Os embrulhos do Rio – Crônica de Rubem Braga

Encontro o amigo Mário em seu escritório, à volta com papéis e barbantes, fazendo um grande embrulho. São encomendas e presentes que vai mandar para sua gente em Santa Catarina. Inábil e carinhosamente ele compõe o grande embrulho, que sai torto e frágil.

Não me proponho a ajudá-lo, porque sou seu irmão em falta de jeito. Aparece, a certa altura, um rapazinho, que olha em silêncio a faina de Mário.

Este compreende a ironia e compaixão do tímido sorriso do rapaz e, com um gesto, pede sua ajuda. Em meio minuto, o moço desmancha tudo e faz daquele embrulho informe e explosivo um pacote simples, sólido e firme.

Mas não estou pensando nessa qualidade que sempre me pareceu milagrosa, essa certeza das mãos em ordenar as coisas para nós rebeldes e desconjuntadas, para esses privilegiados, obedientes e fáceis. Penso nas mãos que, em uma praia distante, vão desembrulhar essas coisas; na alegria com que no fundo da província a gente recebe os presentes.

Quando meus pais ou minha irmã voltavam de um passeio ao Rio, nós todos, os menores, ficávamos olhando com uma impaciência quase agônica as malas e valises que o carregador ia depondo na sala. A alegria maior não estava no presente que cada um recebia, estava no mistério numeroso das malas, na surpresa do que ia surgindo. Uma grande parte, que despertava exclamações deliciadas das mulheres, não nos interessava: eram saias, blusas, lenços, cortes de trapos e fazendas coloridas, jóias e bugigangas femininas. A mais distante das primas e a mais obscura das empregadas podia estar certa de ganhar um pequeno presente: a alegria era para todos da casa e da família, e se derramava em nossa rua pelos vizinhos e amigos. Além dos presentes havia as inumeráveis encomendas, três metros disto ou daquilo, um» sapatinho de tal número para combinar com aquele vestidinho grená, fitas, elásticos, não sei o que mais.

Se esse mundo de coisas de mulher nos deixava frios e impacientes, os brinquedos e os presentes para homens e coisas para uso caseiro eram visões sensacionais. Jogos de papelões coloridos, coisas de lata com molas imprevistas, fósforos de acender sem caixa, abridores de latas, sopa juliana seca, isqueiro, torradeiras de pão, coisas elétricas, brilhantes e coloridas — todo o mundo mecânico insuspeitado que chegava ao nosso canto de província. E também programas de cinema, cardápios de restaurantes…

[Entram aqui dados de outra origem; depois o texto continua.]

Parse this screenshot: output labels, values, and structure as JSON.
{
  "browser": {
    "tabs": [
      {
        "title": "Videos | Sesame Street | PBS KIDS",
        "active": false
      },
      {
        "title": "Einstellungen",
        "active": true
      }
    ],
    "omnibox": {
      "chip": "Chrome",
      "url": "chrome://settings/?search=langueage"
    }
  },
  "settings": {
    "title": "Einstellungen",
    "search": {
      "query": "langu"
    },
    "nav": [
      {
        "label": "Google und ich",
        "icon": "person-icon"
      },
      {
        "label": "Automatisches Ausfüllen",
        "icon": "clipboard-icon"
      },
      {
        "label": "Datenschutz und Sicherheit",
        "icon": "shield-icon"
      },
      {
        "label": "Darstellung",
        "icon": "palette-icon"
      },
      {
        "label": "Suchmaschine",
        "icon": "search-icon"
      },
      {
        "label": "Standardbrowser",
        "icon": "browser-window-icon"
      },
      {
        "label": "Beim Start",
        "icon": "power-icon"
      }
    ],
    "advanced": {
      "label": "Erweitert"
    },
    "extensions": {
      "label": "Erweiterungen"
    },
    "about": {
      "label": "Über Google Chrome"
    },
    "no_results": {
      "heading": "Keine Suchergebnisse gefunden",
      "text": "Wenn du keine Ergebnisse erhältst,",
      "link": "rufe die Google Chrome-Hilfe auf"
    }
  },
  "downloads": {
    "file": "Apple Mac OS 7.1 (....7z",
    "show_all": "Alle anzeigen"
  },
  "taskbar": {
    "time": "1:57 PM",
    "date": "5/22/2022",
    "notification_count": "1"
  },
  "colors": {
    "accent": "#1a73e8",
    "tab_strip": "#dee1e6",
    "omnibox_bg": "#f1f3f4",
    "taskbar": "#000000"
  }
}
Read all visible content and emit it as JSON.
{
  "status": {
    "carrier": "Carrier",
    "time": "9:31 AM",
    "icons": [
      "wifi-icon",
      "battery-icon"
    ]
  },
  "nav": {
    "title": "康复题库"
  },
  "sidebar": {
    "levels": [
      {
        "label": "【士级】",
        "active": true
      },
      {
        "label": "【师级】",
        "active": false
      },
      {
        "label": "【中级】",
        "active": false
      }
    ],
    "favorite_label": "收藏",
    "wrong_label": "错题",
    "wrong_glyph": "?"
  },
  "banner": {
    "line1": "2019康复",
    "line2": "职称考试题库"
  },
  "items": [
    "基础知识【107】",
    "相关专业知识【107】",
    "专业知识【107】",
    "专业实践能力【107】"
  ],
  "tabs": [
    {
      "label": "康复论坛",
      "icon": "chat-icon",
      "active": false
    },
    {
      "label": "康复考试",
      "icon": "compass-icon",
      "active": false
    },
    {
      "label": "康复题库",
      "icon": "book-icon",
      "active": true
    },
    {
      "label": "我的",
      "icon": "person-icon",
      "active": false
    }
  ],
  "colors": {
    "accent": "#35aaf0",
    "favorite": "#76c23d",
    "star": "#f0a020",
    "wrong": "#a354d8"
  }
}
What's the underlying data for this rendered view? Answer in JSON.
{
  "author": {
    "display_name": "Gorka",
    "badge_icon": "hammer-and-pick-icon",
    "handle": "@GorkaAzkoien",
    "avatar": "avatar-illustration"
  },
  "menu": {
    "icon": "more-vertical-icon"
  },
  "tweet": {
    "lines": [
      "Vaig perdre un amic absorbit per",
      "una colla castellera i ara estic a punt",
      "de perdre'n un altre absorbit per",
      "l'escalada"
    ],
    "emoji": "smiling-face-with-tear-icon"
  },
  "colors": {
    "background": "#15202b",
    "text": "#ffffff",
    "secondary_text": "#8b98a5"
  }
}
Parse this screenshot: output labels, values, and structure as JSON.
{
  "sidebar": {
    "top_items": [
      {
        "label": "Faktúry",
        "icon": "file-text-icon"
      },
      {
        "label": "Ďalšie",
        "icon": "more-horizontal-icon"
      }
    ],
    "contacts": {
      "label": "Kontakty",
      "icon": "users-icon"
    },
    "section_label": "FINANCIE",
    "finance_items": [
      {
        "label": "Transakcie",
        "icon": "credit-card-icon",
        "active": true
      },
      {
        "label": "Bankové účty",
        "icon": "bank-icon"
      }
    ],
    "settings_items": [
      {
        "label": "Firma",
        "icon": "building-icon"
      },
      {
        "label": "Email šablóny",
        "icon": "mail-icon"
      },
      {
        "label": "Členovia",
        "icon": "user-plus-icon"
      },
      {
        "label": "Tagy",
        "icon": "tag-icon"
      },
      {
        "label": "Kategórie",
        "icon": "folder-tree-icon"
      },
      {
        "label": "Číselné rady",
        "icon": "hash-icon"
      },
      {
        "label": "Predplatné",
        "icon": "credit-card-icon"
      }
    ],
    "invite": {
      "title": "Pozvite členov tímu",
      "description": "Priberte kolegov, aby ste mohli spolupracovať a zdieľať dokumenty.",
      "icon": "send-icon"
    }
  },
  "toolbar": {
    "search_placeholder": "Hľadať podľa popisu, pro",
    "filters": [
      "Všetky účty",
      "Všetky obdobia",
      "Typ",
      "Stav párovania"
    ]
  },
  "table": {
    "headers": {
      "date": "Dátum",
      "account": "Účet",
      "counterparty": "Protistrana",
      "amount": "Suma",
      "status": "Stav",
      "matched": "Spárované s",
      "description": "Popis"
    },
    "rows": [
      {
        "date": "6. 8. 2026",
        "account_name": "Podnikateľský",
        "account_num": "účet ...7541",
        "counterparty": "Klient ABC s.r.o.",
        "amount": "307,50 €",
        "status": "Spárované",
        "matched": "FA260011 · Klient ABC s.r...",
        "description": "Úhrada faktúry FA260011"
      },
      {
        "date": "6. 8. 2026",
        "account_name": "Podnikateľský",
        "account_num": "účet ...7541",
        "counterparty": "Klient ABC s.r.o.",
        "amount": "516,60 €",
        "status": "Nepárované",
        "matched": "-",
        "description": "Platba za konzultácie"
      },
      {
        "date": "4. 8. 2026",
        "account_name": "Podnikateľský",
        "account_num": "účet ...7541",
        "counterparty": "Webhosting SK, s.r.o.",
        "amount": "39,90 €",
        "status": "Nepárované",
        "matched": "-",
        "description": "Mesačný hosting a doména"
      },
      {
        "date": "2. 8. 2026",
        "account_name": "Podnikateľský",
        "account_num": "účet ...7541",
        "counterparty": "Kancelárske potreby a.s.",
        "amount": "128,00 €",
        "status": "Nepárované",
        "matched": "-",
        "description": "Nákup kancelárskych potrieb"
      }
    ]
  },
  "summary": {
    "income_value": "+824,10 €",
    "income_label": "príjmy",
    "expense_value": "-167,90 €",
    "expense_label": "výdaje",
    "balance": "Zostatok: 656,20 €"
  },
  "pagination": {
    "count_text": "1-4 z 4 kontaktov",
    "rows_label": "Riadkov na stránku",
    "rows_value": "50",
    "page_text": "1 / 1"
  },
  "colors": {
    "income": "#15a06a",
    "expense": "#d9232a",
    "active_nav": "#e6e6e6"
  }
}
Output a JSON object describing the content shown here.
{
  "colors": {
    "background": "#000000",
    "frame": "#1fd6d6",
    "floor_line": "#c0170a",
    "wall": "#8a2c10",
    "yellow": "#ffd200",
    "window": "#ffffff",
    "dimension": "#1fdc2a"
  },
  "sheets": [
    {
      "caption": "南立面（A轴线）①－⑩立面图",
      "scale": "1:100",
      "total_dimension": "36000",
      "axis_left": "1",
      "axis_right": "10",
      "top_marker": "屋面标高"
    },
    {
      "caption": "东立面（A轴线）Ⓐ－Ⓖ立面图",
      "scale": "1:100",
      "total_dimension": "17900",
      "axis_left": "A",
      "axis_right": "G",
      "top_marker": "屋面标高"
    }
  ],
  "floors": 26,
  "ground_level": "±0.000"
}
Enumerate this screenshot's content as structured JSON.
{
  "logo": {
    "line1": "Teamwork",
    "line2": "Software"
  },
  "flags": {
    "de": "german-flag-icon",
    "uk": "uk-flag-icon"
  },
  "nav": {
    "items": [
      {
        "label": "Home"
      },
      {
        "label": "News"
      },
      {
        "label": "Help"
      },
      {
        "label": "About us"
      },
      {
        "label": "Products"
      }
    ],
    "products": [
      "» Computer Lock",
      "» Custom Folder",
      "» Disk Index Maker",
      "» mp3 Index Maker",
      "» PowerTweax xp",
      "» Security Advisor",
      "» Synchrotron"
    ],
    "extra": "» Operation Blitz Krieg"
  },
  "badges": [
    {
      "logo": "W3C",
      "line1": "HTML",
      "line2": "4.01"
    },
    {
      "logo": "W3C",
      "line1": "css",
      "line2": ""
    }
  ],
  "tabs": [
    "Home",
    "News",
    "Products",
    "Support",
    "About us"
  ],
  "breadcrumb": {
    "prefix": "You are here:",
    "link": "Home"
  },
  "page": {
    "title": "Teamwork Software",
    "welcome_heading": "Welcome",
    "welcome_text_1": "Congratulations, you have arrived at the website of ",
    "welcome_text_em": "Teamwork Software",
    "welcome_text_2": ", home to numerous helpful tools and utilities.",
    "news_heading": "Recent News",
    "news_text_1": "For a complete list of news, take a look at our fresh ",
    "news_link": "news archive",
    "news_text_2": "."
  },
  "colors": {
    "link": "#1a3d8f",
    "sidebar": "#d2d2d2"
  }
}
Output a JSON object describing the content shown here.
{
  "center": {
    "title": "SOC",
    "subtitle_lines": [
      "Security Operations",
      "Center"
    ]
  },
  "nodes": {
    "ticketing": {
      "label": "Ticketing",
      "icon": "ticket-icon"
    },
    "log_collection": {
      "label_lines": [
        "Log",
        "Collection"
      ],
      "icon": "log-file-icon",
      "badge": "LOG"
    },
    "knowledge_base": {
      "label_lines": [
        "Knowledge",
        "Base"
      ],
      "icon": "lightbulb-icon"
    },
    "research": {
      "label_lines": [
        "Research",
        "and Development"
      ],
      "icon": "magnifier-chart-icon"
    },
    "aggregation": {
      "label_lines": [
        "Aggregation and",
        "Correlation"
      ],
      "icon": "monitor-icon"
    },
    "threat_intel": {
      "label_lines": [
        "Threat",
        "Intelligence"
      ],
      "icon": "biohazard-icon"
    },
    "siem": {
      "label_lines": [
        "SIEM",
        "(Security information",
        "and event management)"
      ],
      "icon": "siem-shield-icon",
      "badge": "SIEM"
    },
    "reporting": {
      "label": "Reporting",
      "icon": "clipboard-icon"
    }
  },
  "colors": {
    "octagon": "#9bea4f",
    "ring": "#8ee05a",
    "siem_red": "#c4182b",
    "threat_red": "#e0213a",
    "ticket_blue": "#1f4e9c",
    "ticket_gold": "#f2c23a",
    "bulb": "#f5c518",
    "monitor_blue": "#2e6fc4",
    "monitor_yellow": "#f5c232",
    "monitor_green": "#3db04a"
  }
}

Seriam, afinal de contas, coisas de pouco valor: os grandes engenhos modernos estrangeiros estavam fora de nossas posses e de nossa imaginação. Mas para nós tudo era sensacional; e depois de esparramado sobre a mesa ou pelo chão o conteúdo da última valise, e distribuídos todos os presentes, ainda ficávamos algum tempo aturdidos por aquela sensação de opulência e de milagre. E o dia inteiro ouvindo a conversa dos grandes, que davam notícias de amigos, comentavam histórias, falavam da última revista de Araci Cortes, no Recreio, da última comédia de Procópio ou de Leopoldo Fróis ou da doença dos nossos parentes de Vila Isabel — ainda ficávamos tontos, pensando nesse Rio de Janeiro fabuloso, tão próximo e tão distante.

Aos 9 anos de idade, vim pela primeira vez ao Rio, trazido por minha irmã. Voltei muitas vezes; estou sempre voltando. Aqui já me aconteceram coisas. Mas o grande encanto e o máximo prestígio do Rio estavam nas malas e nos embrulhos abertos diante dos olhos assombrados do menino da roça.